Since a random process is employed, each individual erssa run will generate an unique set of subsamples as long as all of the unique combinations have not been exhausted as set by the comb_gen_repeat argument. However, deterministic results can be achieved by setting the random seed through set.seed(seed) before running erssa. For example, we can exactly reproduce the plot in section 3.1 using set.seed(1). Generally, we found it useful to run several random seeds to confirm the overall conclusions are consistent across individual runs.

3.4.3 Start DE analysis

For each subsample (selected pair of control and experiment combinations generated), ERSSA calls a DE software such as edgeR or DESeq2 to perform the DE analysis. At default, edgeR is used as it is slightly faster in runtime compare to DESeq2. Alternatively, DESeq2 can be used instead of edgeR by including the argument: DE_software='DESeq2'. The analysis is done under the hood by either erssa_edger or erssa_deseq2 function. For now, only edgeR and DESeq2 are supported as they are two of the most widely used DE software. Additional DE packages can be added in the future.
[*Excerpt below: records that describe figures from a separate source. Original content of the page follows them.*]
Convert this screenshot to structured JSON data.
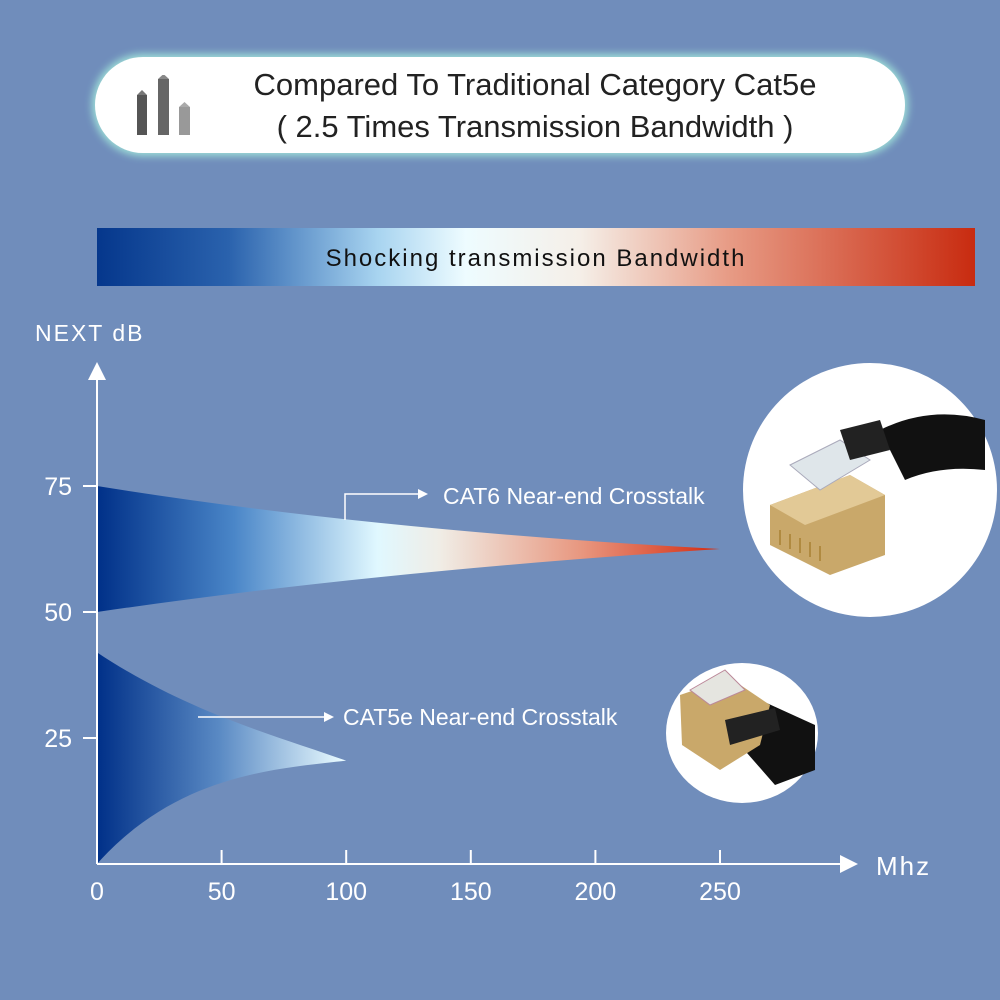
{
  "header": {
    "line1": "Compared To Traditional Category Cat5e",
    "line2": "( 2.5 Times Transmission Bandwidth )",
    "icon": "bar-chart-icon"
  },
  "banner": {
    "label": "Shocking transmission Bandwidth"
  },
  "colors": {
    "background": "#708dbb",
    "deep_blue": "#003088",
    "light": "#e0f8ff",
    "red": "#d42a10"
  },
  "chart_data": {
    "type": "area",
    "ylabel": "NEXT dB",
    "xlabel": "Mhz",
    "xlim": [
      0,
      250
    ],
    "ylim": [
      0,
      75
    ],
    "x_ticks": [
      0,
      50,
      100,
      150,
      200,
      250
    ],
    "y_ticks": [
      25,
      50,
      75
    ],
    "x_tick_labels": [
      "0",
      "50",
      "100",
      "150",
      "200",
      "250"
    ],
    "y_tick_labels": [
      "25",
      "50",
      "75"
    ],
    "grid": false,
    "series": [
      {
        "name": "CAT6 Near-end Crosstalk",
        "start_x": 0,
        "start_upper": 75,
        "start_lower": 50,
        "end_x": 250,
        "end_y": 62.5
      },
      {
        "name": "CAT5e Near-end Crosstalk",
        "start_x": 0,
        "start_upper": 42,
        "start_lower": 0,
        "end_x": 100,
        "end_y": 20.5
      }
    ]
  },
  "images": [
    "cat6-connector-image",
    "cat5e-connector-image"
  ]
}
As previously noted, ERSSA runtime can be significantly shortened by running the DE comparisons in parallel. To do this, ERSSA relies on the BiocParallel package with the number of workers (CPUs) set using the num_workers argument. Running parallel DE tests in ERSSA is handled by erssa_edger_parallel or erssa_deseq2_parallel functions.

One of the main goals of ERSSA is to identify the number of DE genes in each of the sample combinations. At default, the genes with adjusted p-value (or FDR) < 0.05 and |log2(fold-change)| > 1 are considered to be differentially expressed. Alternatively, the user can specify a more stringent p-value cutoff using the DE_cutoff_stat argument. Likewise, the |log2(fold-change)| cutoff can be set with the DE_cutoff_Abs_logFC argument. The latter may be necessary when the expected gene expression differences between the conditions are relatively small (e.g., weak stimulation of cells compare to control cells).

Once the DE genes have been identified, the DE analysis tables of results such as fold change, test statistics, etc., are not saved in an effort to conserve disk space. If one wishes to retain these results, the tables can be saved as csv files in a new folder in the path specified by setting DE_save_table=TRUE.

3.4.4 Plot results

Based on the DE analyses, ERSSA generates four summary plots to help the user interpret the results. The first plot (generated by ggplot2_dotplot function) displays the number of DEGs discovered in each differential comparison grouped by the number of replicates employed. Boxplots are used to summarize the data while a red solid line represents the mean number of DEGs across the replicate levels. Lastly, a blue dashed line indicates the number of DEGs discovered with the full dataset.